Thank you Clark for your comment.
Unfortunately, I think that you missed the point. It is possible that a power cord can change things. The description „better“ is a moving target however. Let us take for example a „full range“ driver in a backloaded horn speaker. Most will have deficient midbass and a cutoff of around 50 Hz. Can we talk about „better bass“ in this context? What extension and or qualities do we need to talk about better anything? What reference points allow us to determine if something is „better“ or just „different“. What is the difference between an opinion formed superficially and a fact?
In this case, a claim is made. No reference points were discussed (what WAS the change, in what context, are we talking about ULF/LF/midbass/upper bass or just their overtones). What changed in Amir after the new experience?

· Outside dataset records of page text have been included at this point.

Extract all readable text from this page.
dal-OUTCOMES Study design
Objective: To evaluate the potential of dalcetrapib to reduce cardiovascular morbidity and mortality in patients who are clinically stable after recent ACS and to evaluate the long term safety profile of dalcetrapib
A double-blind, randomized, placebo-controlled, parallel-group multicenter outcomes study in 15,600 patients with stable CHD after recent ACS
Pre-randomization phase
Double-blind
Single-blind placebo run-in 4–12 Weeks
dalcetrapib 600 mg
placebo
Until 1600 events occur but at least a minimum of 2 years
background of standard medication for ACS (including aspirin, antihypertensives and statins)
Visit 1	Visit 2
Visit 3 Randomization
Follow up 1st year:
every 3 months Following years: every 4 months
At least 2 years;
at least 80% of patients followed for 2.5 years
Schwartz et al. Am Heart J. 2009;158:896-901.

As far as short term comparisons go, I am a professional trumpeter and have been playing at a fairly high level for well over 40 years. One would think that I could pick up a new instrument and immediately declare its „qualities“. Reviewers actually often do this. It simply does not work. Sure, there is something that you notice, but after a couple of weeks or months, that „opinion“ changes because the context changes as you get into the instrument. Why? The same reason as I call this particular instance voodoo. What happens when we learn to listen is very complex. The information provided by only two speakers (or a trumpet)is „deficient“ in many ways and we learn to fill in the blanks through experience (well, some learn to fill in the blanks, others keep changing gear and NEVER develop any reference points). If we change something, we have to spend time to overcome the listening habits first. Even then, a „rating“ is often a very stupid thing because there is no free lunch. Even if we would fully understand all of the physics applied to a new trumpet or power cord, we still are not closer to a better experience until we learn to leverage whatever something does. That takes time and a serious approach.

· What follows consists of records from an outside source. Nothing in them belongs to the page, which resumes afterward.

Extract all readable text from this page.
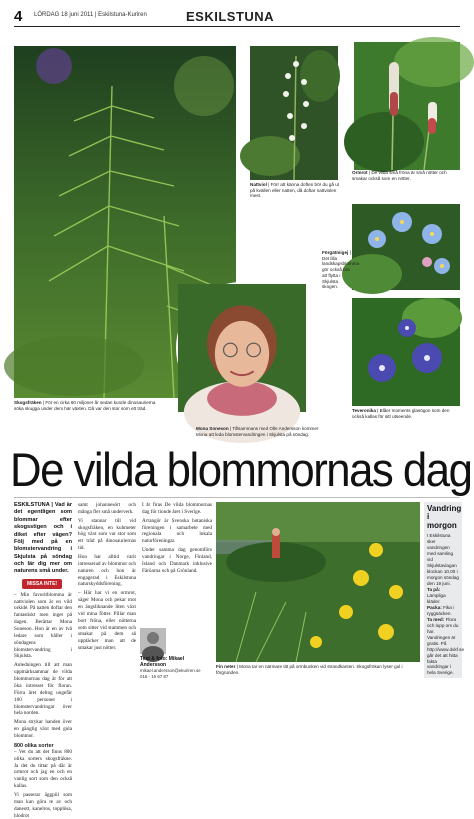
4 LÖRDAG 18 juni 2011 | Eskilstuna-Kuriren	ESKILSTUNA
Skogsfräken | För en cirka 60 miljoner år sedan kunde dinosaurierna söka skugga under dem här växten. Då var den stor som ett träd.
Nattviol | Förr att känna doften bör du gå ut på kvällen eller natten, då doftar nattviolen mest.
Ormrot | De vilda små fröna är små nötter och smakar också som en nötter.
Förgätmigej | Det lilla landskapsblomma gör också bra att flytta i Skjulsta skogen.
Teveronika | Blåer moments glasögon som den också kallas för sitt utseende.
Mona Soneson | Tillsammans med Olle Andersson kommer Mona att leda blomstervandringen i Skjulsta på söndag.
De vilda blommornas dag
ESKILSTUNA | Vad är det egentligen som blommar efter skogsstigen och i diket efter vägen? Följ med på en blomstervandring i Skjulsta på söndag och lär dig mer om naturens små under.
MISSA INTE!

– Min favoritblomma är nattviolen som är en vild orkidé. På natten doftar den fantastiskt men inget på dagen. Berättar Mona Soneson. Hon är en av två ledare som håller i söndagens blomstervandring i Skjulsta.

Anledningen till att man uppmärksammar de vilda blommornas dag är för att öka intresset för floran. Förra året deltog ungefär 100 personer i blomstervandringar över hela norden.

Mona strykar handen över en gänglig växt med gula blommor.

800 olika sorter

– Vet du att det finns 800 olika sorters skogsfräkne. Ja det du tittar på där är ormrot och jag en och en vanlig sort som den också kallas.

Vi passerar äggpiil som man kan göra te av och daneott, kanelros, topplösa, hlodrot

samt johannesört och många fler små underverk.

Vi stannar till vid skogsfräken, en kuhmeter hög växt som var stor som ett träd på dinosauriernas tid.

Hon har alltid varit intresserad av blommor och naturen och hon är engagerad i Eskilstuna naturskyddsförening.

– Här har vi en ormrot, säger Mona och pekar mot en ängsliknande liten växt vid mina fötter. Pillar man bort fröna, eller nötterna som sitter vid stammen och smakar på dem så upptäcker man att de smakar just nötter.

I år firas De vilda blommornas dag för tionde året i Sverige.

Arrangör är Svenska botaniska föreningen i samarbete med regionala och lokala naturföreningar.

Under samma dag genomförs vandringar i Norge, Finland, Island och Danmark inklusive Färöarna och på Grönland.

Text & foto: Mikael Andersson
mikael.andersson@ekuriren.se
016 - 15 67 87
Fin neter | Mona tar en närmare titt på ormbunken vid strandkanten. Skogsfrökan lyser gul i förgrunden.
Vandring i morgon

I Eskilstuna sker vandringen med samling vid Skjulstaviagan klockan 10.00 i morgon söndag den 19 juni.

Ta på: Lämpliga kläder.

Packa: Fika i ryggsäcken.

Ta med: Flora och lupp om du har. Vandringen är gratis. På http://www.dvkf.se går det att hitta fakta vandringar i hela Sverige.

In the case of a trumpet, the same instrument changes its playing quality dramatically depending on the environment. Playing outdoors makes the instrument play in a stuffy way. A nice concert hall gives me better feedback - everything is easier to play. For outdoors I pick a lighter weight instrument that gives me more feedback.
In the case of a power cord there are many things that COULD cause a „change“. Is that change bias confirmation? Is it initially more work for the brain because we have changed something? Should we have noticed the deficiency before? Have we given due attention to phase, plug quality, environmental issues (a certain length of wire can also be an antenna...). Are we noticing a crappy power supply? There are many further questions that must be asked - and even after this we still ONLY have a difference - not a qualitative measure.

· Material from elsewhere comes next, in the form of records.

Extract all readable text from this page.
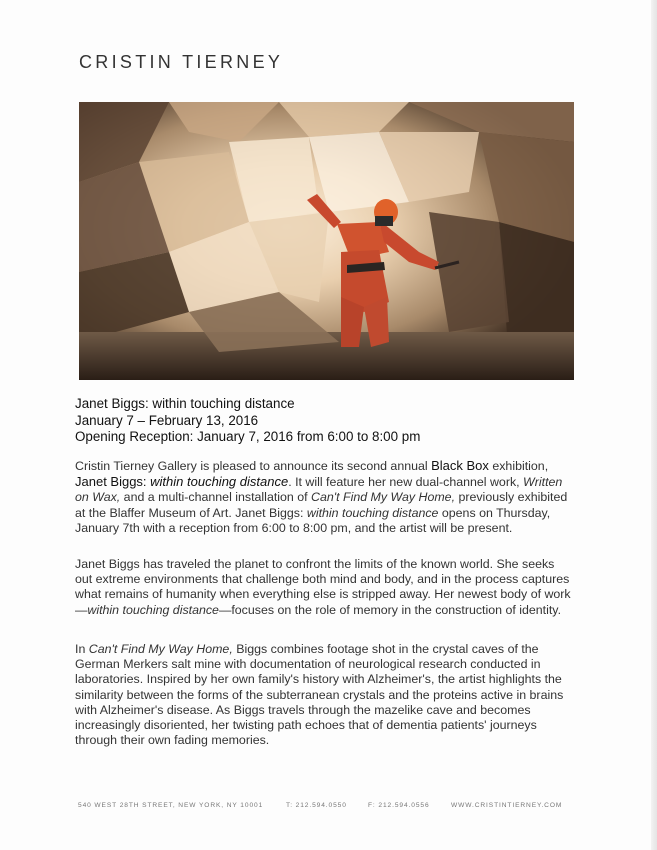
CRISTIN TIERNEY
Janet Biggs: within touching distance
January 7 – February 13, 2016
Opening Reception: January 7, 2016 from 6:00 to 8:00 pm

Cristin Tierney Gallery is pleased to announce its second annual Black Box exhibition, Janet Biggs: within touching distance. It will feature her new dual-channel work, Written on Wax, and a multi-channel installation of Can't Find My Way Home, previously exhibited at the Blaffer Museum of Art. Janet Biggs: within touching distance opens on Thursday, January 7th with a reception from 6:00 to 8:00 pm, and the artist will be present.

Janet Biggs has traveled the planet to confront the limits of the known world. She seeks out extreme environments that challenge both mind and body, and in the process captures what remains of humanity when everything else is stripped away. Her newest body of work—within touching distance—focuses on the role of memory in the construction of identity.

In Can't Find My Way Home, Biggs combines footage shot in the crystal caves of the German Merkers salt mine with documentation of neurological research conducted in laboratories. Inspired by her own family's history with Alzheimer's, the artist highlights the similarity between the forms of the subterranean crystals and the proteins active in brains with Alzheimer's disease. As Biggs travels through the mazelike cave and becomes increasingly disoriented, her twisting path echoes that of dementia patients' journeys through their own fading memories.

540 WEST 28TH STREET, NEW YORK, NY 10001	T: 212.594.0550	F: 212.594.0556	WWW.CRISTINTIERNEY.COM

I disagree with Amir that better ears hear faster. In my world, the more that I know, the more that I realize what I do not know. Good/better/best NEVER come up. Changes can show up and I can evaluate them and describe the differences and the context. Without the reference points, „better“ is just audiophool jargon. There is no credibility to those without process. They flap in the wind and tomorrow they find something else „magical“ but offer no value add because the experience is never qualified.
For the most part, I keep Analog cables and interconnects as short as possible to limit capacitive, inductive and reactive behavior. Shields are well earthed and I am anal retentive about checking for proper orientation of the power plug in the socket (in Germany we have no power line phase protection. The Schuko plug can be inserted at 0° and 180°).
Whenever I feel blue, I start breathing again.